Ze sportową Japonią kojarzy się karate, judo, sumo. Popularne, choć nie japońskie są też dyscypliny zachodnie, jak koszykówka i baseball. Jednak o rugbystach z Kraju Kwitnącej Wiśni wcześniej nie słyszał prawie nikt. Gdy wychodzą na boisko, mówi się o nich "Waleczne Kwiatuszki". Pierwszy mecz rundy grupowej tegorocznego mundialu sprawił, że mówili o nich wszyscy. Japonia niespodziewanie pokonała drużynę RPA, jeden z najlepszych zespołów świata.
Wygrana została osiągnięta walecznością w najczystszej postaci. Internet i światowe media nie mogły się po meczu nachwalić Samurajów-Kwiatuszków, spodziewano się kolejnych sensacji. Japończycy nie zawiedli, wygrali jeszcze z wyżej notowanymi od siebie Samoańczykami oraz niżej rozstawionymi Amerykanami. Nie wyszli jednak z grupy, ale mogą spokojnie czekać na kolejne mistrzostwa. Będą ich gospodarzami w 2019 roku.
Specjaliści od analizowania zachowań japońskiego społeczeństwa są wyjątkowo dobrej myśli. Po latach narzekania na obywateli starzejących się, nabierających dziwactw, pogrążających się w samotności i pełnych niepokoju odnośnie przyszłości, wreszcie widać światełko w socjologicznym tunelu. Rugby ma szansę wytyczyć nowe ścieżki rozwoju Japończyków.
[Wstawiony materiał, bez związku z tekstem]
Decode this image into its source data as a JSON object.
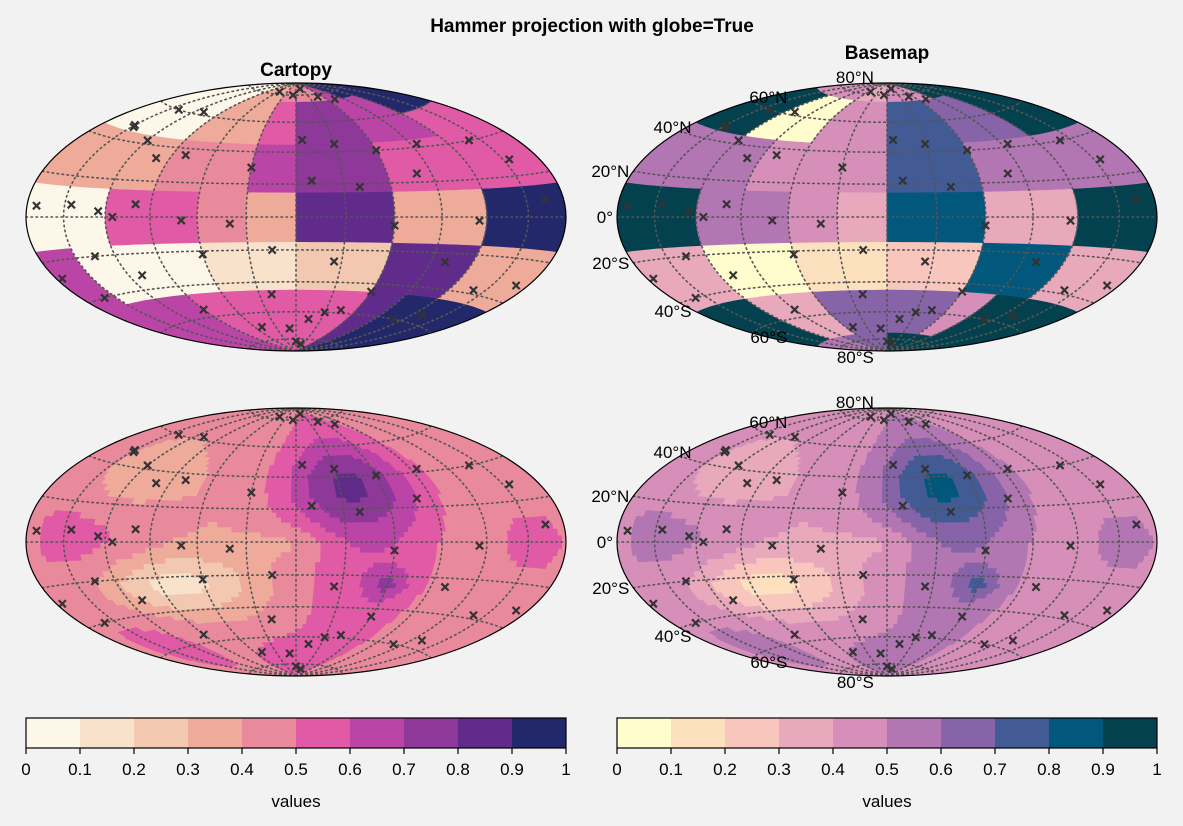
{
  "figure": {
    "suptitle": "Hammer projection with globe=True",
    "titles": {
      "cartopy": "Cartopy",
      "basemap": "Basemap"
    }
  },
  "colors": {
    "cartopy_cmap": [
      "#fdf7e9",
      "#f8e2cc",
      "#f2c8b0",
      "#eeab9a",
      "#e98a9c",
      "#e05aa6",
      "#bb45a6",
      "#8e3899",
      "#612b8b",
      "#23286b"
    ],
    "basemap_cmap": [
      "#fffdcd",
      "#fde1bf",
      "#f8c6bc",
      "#e9a9bc",
      "#d68fb9",
      "#b276b2",
      "#8763a8",
      "#435b95",
      "#02577d",
      "#03414f"
    ],
    "marker": "#333333",
    "gridline": "#555555"
  },
  "chart_data": [
    {
      "type": "heatmap",
      "panel": "Cartopy (pcolor)",
      "title": "Cartopy",
      "lon_edges": [
        -180,
        -150,
        -120,
        -90,
        -60,
        -30,
        0,
        30,
        60,
        90,
        120,
        150,
        180
      ],
      "lat_edges": [
        -90,
        -75,
        -60,
        -45,
        -30,
        -15,
        0,
        15,
        30,
        45,
        60,
        75,
        90
      ],
      "values": [
        [
          0.62,
          0.62,
          0.62,
          0.58,
          0.58,
          0.55,
          0.55,
          0.52,
          0.85,
          0.9,
          0.92,
          0.95
        ],
        [
          0.63,
          0.62,
          0.62,
          0.58,
          0.58,
          0.55,
          0.55,
          0.52,
          0.85,
          0.9,
          0.92,
          0.95
        ],
        [
          0.63,
          0.62,
          0.62,
          0.58,
          0.58,
          0.55,
          0.55,
          0.52,
          0.85,
          0.9,
          0.92,
          0.95
        ],
        [
          0.62,
          0.08,
          0.08,
          0.08,
          0.12,
          0.15,
          0.25,
          0.25,
          0.82,
          0.82,
          0.35,
          0.35
        ],
        [
          0.62,
          0.08,
          0.08,
          0.08,
          0.12,
          0.15,
          0.25,
          0.25,
          0.82,
          0.82,
          0.35,
          0.35
        ],
        [
          0.05,
          0.05,
          0.55,
          0.55,
          0.45,
          0.35,
          0.85,
          0.85,
          0.35,
          0.35,
          0.95,
          0.95
        ],
        [
          0.05,
          0.05,
          0.55,
          0.55,
          0.45,
          0.35,
          0.85,
          0.85,
          0.35,
          0.35,
          0.95,
          0.95
        ],
        [
          0.32,
          0.32,
          0.32,
          0.42,
          0.42,
          0.65,
          0.75,
          0.75,
          0.52,
          0.52,
          0.55,
          0.55
        ],
        [
          0.32,
          0.32,
          0.32,
          0.42,
          0.42,
          0.65,
          0.75,
          0.75,
          0.52,
          0.52,
          0.55,
          0.55
        ],
        [
          0.05,
          0.05,
          0.05,
          0.35,
          0.35,
          0.55,
          0.75,
          0.75,
          0.62,
          0.62,
          0.55,
          0.55
        ],
        [
          0.05,
          0.05,
          0.05,
          0.35,
          0.35,
          0.55,
          0.75,
          0.75,
          0.62,
          0.62,
          0.95,
          0.95
        ],
        [
          0.05,
          0.05,
          0.05,
          0.35,
          0.35,
          0.42,
          0.42,
          0.42,
          0.62,
          0.95,
          0.95,
          0.95
        ]
      ],
      "vmin": 0,
      "vmax": 1
    },
    {
      "type": "heatmap",
      "panel": "Basemap (pcolor)",
      "title": "Basemap",
      "lon_edges": [
        -180,
        -150,
        -120,
        -90,
        -60,
        -30,
        0,
        30,
        60,
        90,
        120,
        150,
        180
      ],
      "lat_edges": [
        -90,
        -75,
        -60,
        -45,
        -30,
        -15,
        0,
        15,
        30,
        45,
        60,
        75,
        90
      ],
      "values": [
        [
          0.55,
          0.55,
          0.55,
          0.62,
          0.62,
          0.62,
          0.95,
          0.95,
          0.95,
          0.95,
          0.95,
          0.95
        ],
        [
          0.95,
          0.95,
          0.35,
          0.35,
          0.62,
          0.62,
          0.62,
          0.62,
          0.42,
          0.95,
          0.95,
          0.95
        ],
        [
          0.95,
          0.95,
          0.35,
          0.35,
          0.62,
          0.62,
          0.62,
          0.62,
          0.42,
          0.95,
          0.95,
          0.95
        ],
        [
          0.35,
          0.35,
          0.05,
          0.05,
          0.15,
          0.15,
          0.25,
          0.25,
          0.85,
          0.85,
          0.35,
          0.35
        ],
        [
          0.35,
          0.35,
          0.05,
          0.05,
          0.15,
          0.15,
          0.25,
          0.25,
          0.85,
          0.85,
          0.35,
          0.35
        ],
        [
          0.95,
          0.95,
          0.55,
          0.55,
          0.42,
          0.35,
          0.85,
          0.85,
          0.35,
          0.35,
          0.95,
          0.95
        ],
        [
          0.95,
          0.95,
          0.55,
          0.55,
          0.42,
          0.35,
          0.85,
          0.85,
          0.35,
          0.35,
          0.95,
          0.95
        ],
        [
          0.55,
          0.55,
          0.55,
          0.42,
          0.42,
          0.42,
          0.75,
          0.75,
          0.55,
          0.55,
          0.55,
          0.55
        ],
        [
          0.55,
          0.55,
          0.55,
          0.42,
          0.42,
          0.42,
          0.75,
          0.75,
          0.55,
          0.55,
          0.55,
          0.55
        ],
        [
          0.95,
          0.95,
          0.08,
          0.08,
          0.42,
          0.42,
          0.75,
          0.75,
          0.62,
          0.62,
          0.95,
          0.95
        ],
        [
          0.95,
          0.95,
          0.08,
          0.08,
          0.42,
          0.42,
          0.75,
          0.75,
          0.62,
          0.62,
          0.95,
          0.95
        ],
        [
          0.45,
          0.45,
          0.45,
          0.45,
          0.35,
          0.35,
          0.45,
          0.45,
          0.45,
          0.95,
          0.95,
          0.95
        ]
      ],
      "vmin": 0,
      "vmax": 1
    },
    {
      "type": "heatmap",
      "panel": "Cartopy (contourf)",
      "title": "",
      "levels": [
        0,
        0.1,
        0.2,
        0.3,
        0.4,
        0.5,
        0.6,
        0.7,
        0.8,
        0.9,
        1
      ],
      "vmin": 0,
      "vmax": 1
    },
    {
      "type": "heatmap",
      "panel": "Basemap (contourf)",
      "title": "",
      "levels": [
        0,
        0.1,
        0.2,
        0.3,
        0.4,
        0.5,
        0.6,
        0.7,
        0.8,
        0.9,
        1
      ],
      "vmin": 0,
      "vmax": 1
    }
  ],
  "points": [
    [
      -55,
      82
    ],
    [
      -8,
      80
    ],
    [
      20,
      85
    ],
    [
      50,
      78
    ],
    [
      75,
      75
    ],
    [
      -140,
      60
    ],
    [
      -110,
      62
    ],
    [
      -150,
      48
    ],
    [
      -148,
      47
    ],
    [
      -120,
      42
    ],
    [
      -100,
      33
    ],
    [
      5,
      48
    ],
    [
      30,
      45
    ],
    [
      60,
      40
    ],
    [
      95,
      42
    ],
    [
      140,
      40
    ],
    [
      155,
      28
    ],
    [
      -80,
      36
    ],
    [
      -30,
      30
    ],
    [
      10,
      22
    ],
    [
      40,
      18
    ],
    [
      80,
      25
    ],
    [
      -172,
      5
    ],
    [
      -145,
      6
    ],
    [
      -125,
      3
    ],
    [
      -115,
      0
    ],
    [
      -100,
      7
    ],
    [
      -70,
      -2
    ],
    [
      -40,
      -4
    ],
    [
      60,
      -5
    ],
    [
      115,
      -2
    ],
    [
      165,
      8
    ],
    [
      -175,
      -28
    ],
    [
      -160,
      -40
    ],
    [
      -135,
      -20
    ],
    [
      -110,
      -32
    ],
    [
      -60,
      -22
    ],
    [
      -15,
      -20
    ],
    [
      25,
      -27
    ],
    [
      60,
      -45
    ],
    [
      100,
      -25
    ],
    [
      140,
      -38
    ],
    [
      170,
      -32
    ],
    [
      -90,
      -55
    ],
    [
      -50,
      -70
    ],
    [
      -10,
      -72
    ],
    [
      15,
      -65
    ],
    [
      45,
      -58
    ],
    [
      -20,
      -48
    ],
    [
      0,
      -82
    ],
    [
      20,
      -84
    ],
    [
      30,
      -60
    ],
    [
      110,
      -60
    ],
    [
      130,
      -55
    ]
  ],
  "gridlines": {
    "lons": [
      -150,
      -120,
      -90,
      -60,
      -30,
      0,
      30,
      60,
      90,
      120,
      150
    ],
    "lats": [
      -80,
      -60,
      -40,
      -20,
      0,
      20,
      40,
      60,
      80
    ]
  },
  "lat_labels": [
    {
      "lat": 80,
      "text": "80°N"
    },
    {
      "lat": 60,
      "text": "60°N"
    },
    {
      "lat": 40,
      "text": "40°N"
    },
    {
      "lat": 20,
      "text": "20°N"
    },
    {
      "lat": 0,
      "text": "0°"
    },
    {
      "lat": -20,
      "text": "20°S"
    },
    {
      "lat": -40,
      "text": "40°S"
    },
    {
      "lat": -60,
      "text": "60°S"
    },
    {
      "lat": -80,
      "text": "80°S"
    }
  ],
  "colorbars": [
    {
      "label": "values",
      "ticks": [
        "0",
        "0.1",
        "0.2",
        "0.3",
        "0.4",
        "0.5",
        "0.6",
        "0.7",
        "0.8",
        "0.9",
        "1"
      ],
      "cmap": "cartopy_cmap"
    },
    {
      "label": "values",
      "ticks": [
        "0",
        "0.1",
        "0.2",
        "0.3",
        "0.4",
        "0.5",
        "0.6",
        "0.7",
        "0.8",
        "0.9",
        "1"
      ],
      "cmap": "basemap_cmap"
    }
  ]
}
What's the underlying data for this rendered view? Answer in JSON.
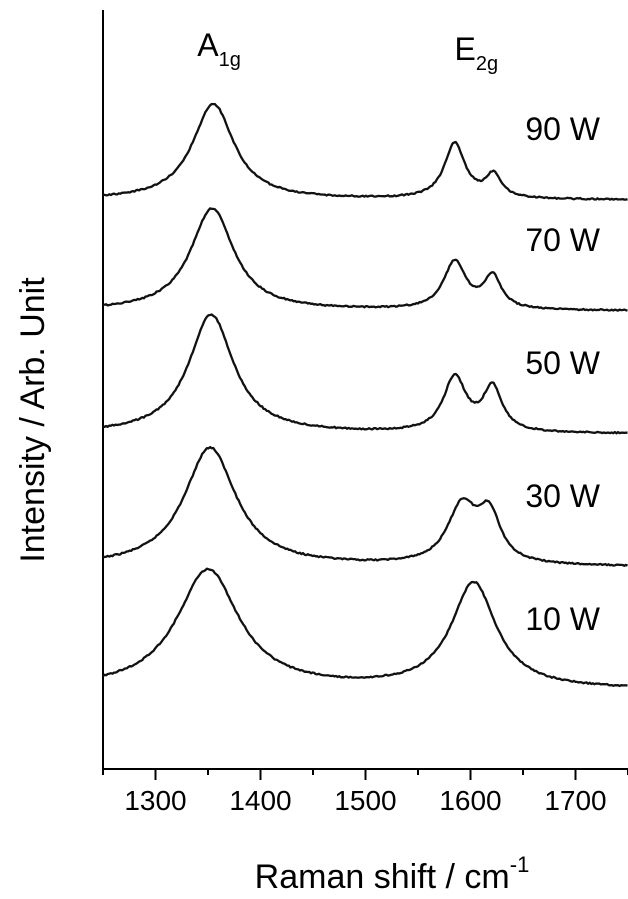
{
  "chart_data": {
    "type": "line",
    "xlabel": "Raman shift / cm",
    "xlabel_sup": "-1",
    "ylabel": "Intensity / Arb. Unit",
    "xlim": [
      1250,
      1750
    ],
    "x_ticks": [
      1300,
      1400,
      1500,
      1600,
      1700
    ],
    "y_ticks_shown": false,
    "grid": false,
    "legend": "none",
    "line_color": "#111111",
    "peak_labels": [
      {
        "base": "A",
        "sub": "1g",
        "x": 1355
      },
      {
        "base": "E",
        "sub": "2g",
        "x": 1600
      }
    ],
    "series": [
      {
        "name": "90 W",
        "baseline": 0,
        "peaks": [
          {
            "center": 1355,
            "height": 7.8,
            "width": 24
          },
          {
            "center": 1585,
            "height": 4.5,
            "width": 12
          },
          {
            "center": 1622,
            "height": 1.9,
            "width": 9
          }
        ]
      },
      {
        "name": "70 W",
        "baseline": 0,
        "peaks": [
          {
            "center": 1354,
            "height": 8.2,
            "width": 25
          },
          {
            "center": 1585,
            "height": 3.8,
            "width": 13
          },
          {
            "center": 1621,
            "height": 2.6,
            "width": 10
          }
        ]
      },
      {
        "name": "50 W",
        "baseline": 0,
        "peaks": [
          {
            "center": 1353,
            "height": 8.7,
            "width": 26
          },
          {
            "center": 1585,
            "height": 4.0,
            "width": 13
          },
          {
            "center": 1621,
            "height": 3.2,
            "width": 11
          }
        ]
      },
      {
        "name": "30 W",
        "baseline": 0,
        "peaks": [
          {
            "center": 1352,
            "height": 8.7,
            "width": 30
          },
          {
            "center": 1592,
            "height": 4.2,
            "width": 17
          },
          {
            "center": 1618,
            "height": 3.4,
            "width": 13
          }
        ]
      },
      {
        "name": "10 W",
        "baseline": 0,
        "peaks": [
          {
            "center": 1350,
            "height": 9.3,
            "width": 36
          },
          {
            "center": 1603,
            "height": 8.2,
            "width": 26
          }
        ]
      }
    ]
  }
}
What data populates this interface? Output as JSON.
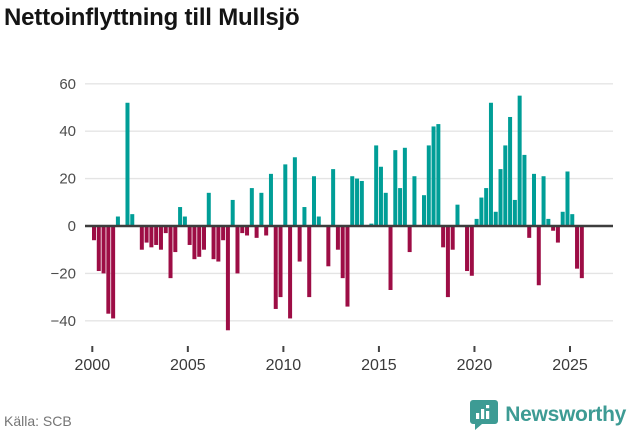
{
  "title": "Nettoinflyttning till Mullsjö",
  "footer": {
    "source": "Källa: SCB",
    "brand": "Newsworthy",
    "brand_color": "#3d9b94"
  },
  "chart_data": {
    "type": "bar",
    "title": "Nettoinflyttning till Mullsjö",
    "frequency": "quarterly",
    "period_start": "2000 Q1",
    "period_end": "2025 Q3",
    "values": [
      -6,
      -19,
      -20,
      -37,
      -39,
      4,
      0,
      52,
      5,
      0,
      -10,
      -7,
      -9,
      -8,
      -10,
      -3,
      -22,
      -11,
      8,
      4,
      -8,
      -14,
      -13,
      -10,
      14,
      -14,
      -15,
      -6,
      -44,
      11,
      -20,
      -3,
      -4,
      16,
      -5,
      14,
      -4,
      22,
      -35,
      -30,
      26,
      -39,
      29,
      -15,
      8,
      -30,
      21,
      4,
      0,
      -17,
      24,
      -10,
      -22,
      -34,
      21,
      20,
      19,
      0,
      1,
      34,
      25,
      14,
      -27,
      32,
      16,
      33,
      -11,
      21,
      0,
      13,
      34,
      42,
      43,
      -9,
      -30,
      -10,
      9,
      0,
      -19,
      -21,
      3,
      12,
      16,
      52,
      6,
      24,
      34,
      46,
      11,
      55,
      30,
      -5,
      22,
      -25,
      21,
      3,
      -2,
      -7,
      6,
      23,
      5,
      -18,
      -22
    ],
    "x_tick_labels": [
      "2000",
      "2005",
      "2010",
      "2015",
      "2020",
      "2025"
    ],
    "y_tick_labels": [
      "60",
      "40",
      "20",
      "0",
      "−20",
      "−40"
    ],
    "y_tick_values": [
      60,
      40,
      20,
      0,
      -20,
      -40
    ],
    "ylim": [
      -47,
      62
    ],
    "grid": true,
    "legend": false,
    "colors": {
      "positive": "#009e97",
      "negative": "#9d0d45",
      "grid": "#e4e4e4",
      "zero_axis": "#3d3d3d",
      "tick_text": "#3a3a3a",
      "y_label_text": "#4d4d4d"
    }
  }
}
31 zawodników grających doskonałe partie nie swojego sportu. Wśród nich 11 spoza kraju, wystarczyło, że mieszkali w Japonii trzy lata. Powstaje zatem pytanie, co decyduje o kwestii japońskości i przynależności do jednego z najbardziej hermetycznych społeczeństw świata? Kwestie tzw. "hafu" (pół Japończyków) czy "gaijinów" (cudzoziemców, dosłownie "obcych") podczas gry nie mają najmniejszego znaczenia.
Japonii tacy obcy mogą bardzo się przydać. Według ONZ kraj musi przyjmować ponad 600 tys. nowych obywateli rocznie, by nie zacząć się jeszcze bardziej ekonomicznie staczać niż do tej pory. Na razie nie planowane są żadne nowe rozwiązania ułatwiające dostawanie wiz, a niestety bez takich zmian nic dobrego na japońskim rynku pracy się nie wydarzy. Państwo potrzebuje nowych pomysłów i idei spoza swoich granic. Bez otwarcia granic oraz poszerzenia horyzontów swoich mieszkańców - a to najlepiej osiągnąć dzięki przyjmowaniu przedstawicieli innych kultur - Japonia pogrąży się w oceanie własnej zapaści. Wyszukana, wypielęgnowana kultura o wielowiekowej tradycji na nic się wówczas nie zda.